Here’s an “important new paper”:http://www.asanet.org/galleries/default-file/June06ASRFeature.pdf by two former colleagues of mine (just departed for Duke) and one of our grad students here at Arizona. The paper compares the social network module of the 2004 General Social Survey (GSS) to the 1985 GSS, the last to include network questions. The key question of interest is this:
bq. From time to time, most people discuss important matters with other people. Looking back over the last six months—who are the people with whom you discussed matters important to you? Just tell me their first names or initials.
The survey went on to probe the respondents about their relationship to the people they mentioned, and the relationship of these people to one another. The new findings are striking: since 1985, the number of people saying there is _no-one_ with whom they discuss important matters nearly tripled, rising to about a quarter of the respondents. As McPherson et al say,
bq. The modal respondent now reports having no confidant; the modal respondent in 1985 had three confidants. Both kin and non-kin confidants were lost in the past two decades, but the greater decrease of non-kin ties leads to more confidant networks centered on spouses and parents, with fewer contacts through voluntary associations and neighborhoods. … Educational heterogeneity of social ties has decrease, racial heterogeneity has increased.
The predicted probability of social isolation is much higher the fewer years of education one has. Also. “Young (ages 18–39), white, educated (high school degree or more) men seem to have lost more discussion partners than other groups.”
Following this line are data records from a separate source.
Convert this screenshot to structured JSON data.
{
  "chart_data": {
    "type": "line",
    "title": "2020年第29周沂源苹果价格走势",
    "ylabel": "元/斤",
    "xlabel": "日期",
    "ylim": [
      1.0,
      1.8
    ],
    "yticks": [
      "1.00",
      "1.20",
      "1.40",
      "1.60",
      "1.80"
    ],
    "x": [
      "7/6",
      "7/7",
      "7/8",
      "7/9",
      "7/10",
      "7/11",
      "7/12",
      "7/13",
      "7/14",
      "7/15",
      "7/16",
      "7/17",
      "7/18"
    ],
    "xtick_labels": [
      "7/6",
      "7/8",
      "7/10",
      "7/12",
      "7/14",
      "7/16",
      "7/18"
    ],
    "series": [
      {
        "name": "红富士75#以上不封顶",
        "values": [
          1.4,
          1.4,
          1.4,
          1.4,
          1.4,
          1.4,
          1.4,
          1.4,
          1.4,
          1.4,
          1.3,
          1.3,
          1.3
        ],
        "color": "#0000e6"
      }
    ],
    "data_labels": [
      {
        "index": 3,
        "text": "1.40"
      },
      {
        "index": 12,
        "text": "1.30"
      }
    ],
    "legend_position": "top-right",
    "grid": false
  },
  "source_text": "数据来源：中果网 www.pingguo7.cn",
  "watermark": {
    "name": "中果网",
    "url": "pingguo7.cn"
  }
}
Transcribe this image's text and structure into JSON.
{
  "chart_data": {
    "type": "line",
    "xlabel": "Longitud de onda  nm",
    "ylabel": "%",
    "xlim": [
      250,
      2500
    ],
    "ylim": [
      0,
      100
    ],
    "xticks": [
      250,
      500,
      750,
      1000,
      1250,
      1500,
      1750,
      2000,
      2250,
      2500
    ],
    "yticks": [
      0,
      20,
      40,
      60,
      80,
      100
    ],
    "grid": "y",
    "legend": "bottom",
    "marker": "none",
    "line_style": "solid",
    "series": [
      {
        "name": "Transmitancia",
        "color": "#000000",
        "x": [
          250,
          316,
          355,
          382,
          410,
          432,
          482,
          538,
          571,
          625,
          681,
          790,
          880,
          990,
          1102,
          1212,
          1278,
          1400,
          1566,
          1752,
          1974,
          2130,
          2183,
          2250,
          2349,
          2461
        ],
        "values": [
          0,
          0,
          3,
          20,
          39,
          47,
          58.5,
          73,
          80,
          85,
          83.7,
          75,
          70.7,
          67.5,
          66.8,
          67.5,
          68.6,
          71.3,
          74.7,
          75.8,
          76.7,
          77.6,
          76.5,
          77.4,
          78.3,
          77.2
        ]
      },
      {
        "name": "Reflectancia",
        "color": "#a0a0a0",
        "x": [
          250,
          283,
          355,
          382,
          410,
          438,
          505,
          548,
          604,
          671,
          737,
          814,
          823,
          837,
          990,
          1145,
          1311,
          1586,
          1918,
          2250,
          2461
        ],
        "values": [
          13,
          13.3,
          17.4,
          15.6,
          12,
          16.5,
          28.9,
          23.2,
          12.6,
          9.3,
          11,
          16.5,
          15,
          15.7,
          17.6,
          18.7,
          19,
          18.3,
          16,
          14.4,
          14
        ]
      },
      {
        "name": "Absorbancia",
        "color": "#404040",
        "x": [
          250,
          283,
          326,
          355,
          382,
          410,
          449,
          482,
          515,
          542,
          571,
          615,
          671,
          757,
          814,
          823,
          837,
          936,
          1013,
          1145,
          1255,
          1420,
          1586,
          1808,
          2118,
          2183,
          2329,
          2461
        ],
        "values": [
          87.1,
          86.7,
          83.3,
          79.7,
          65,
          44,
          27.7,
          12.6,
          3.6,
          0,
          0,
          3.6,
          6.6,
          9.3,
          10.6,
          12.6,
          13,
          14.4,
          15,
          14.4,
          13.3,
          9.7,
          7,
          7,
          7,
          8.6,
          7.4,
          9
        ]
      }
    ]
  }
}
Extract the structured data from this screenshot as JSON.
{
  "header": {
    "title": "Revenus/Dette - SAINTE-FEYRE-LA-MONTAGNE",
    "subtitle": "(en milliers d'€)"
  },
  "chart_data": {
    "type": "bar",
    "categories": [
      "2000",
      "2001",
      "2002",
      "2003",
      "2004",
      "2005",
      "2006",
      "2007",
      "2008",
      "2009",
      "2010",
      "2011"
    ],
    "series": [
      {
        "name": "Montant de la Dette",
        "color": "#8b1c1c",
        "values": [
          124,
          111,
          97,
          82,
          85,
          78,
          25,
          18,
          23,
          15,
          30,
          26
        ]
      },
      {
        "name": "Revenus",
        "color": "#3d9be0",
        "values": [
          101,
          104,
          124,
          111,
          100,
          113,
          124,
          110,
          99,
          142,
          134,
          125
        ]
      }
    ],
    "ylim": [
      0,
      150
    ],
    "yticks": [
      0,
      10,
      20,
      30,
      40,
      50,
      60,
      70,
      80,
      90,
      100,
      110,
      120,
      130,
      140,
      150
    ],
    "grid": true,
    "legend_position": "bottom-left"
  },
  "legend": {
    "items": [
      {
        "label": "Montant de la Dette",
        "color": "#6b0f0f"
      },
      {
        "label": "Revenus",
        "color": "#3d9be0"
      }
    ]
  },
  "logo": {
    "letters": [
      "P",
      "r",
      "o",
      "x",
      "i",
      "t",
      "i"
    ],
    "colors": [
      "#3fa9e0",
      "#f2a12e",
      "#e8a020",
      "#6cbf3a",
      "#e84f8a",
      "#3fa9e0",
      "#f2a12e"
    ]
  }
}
The observed differences are pretty big, as these things go. Are they real? It may be that the 2004 respondents differed from the 1985 respondents in their interpretation the words “discuss” and “important.” (People might interpret “discuss” as face-to-face discussion, when they may also be pouring out their hearts on a blog somewhere, for instance.) Because of these issues, the authors spend a lot of time investigating the validity of the measure. More interestingly, it may be that we really are observing a shift in patterns of network affiliation. Feel free to speculate in the comments, but also take a look at the paper — it discusses several of the most plausible interpretations of the shift, in addition to documenting the findings.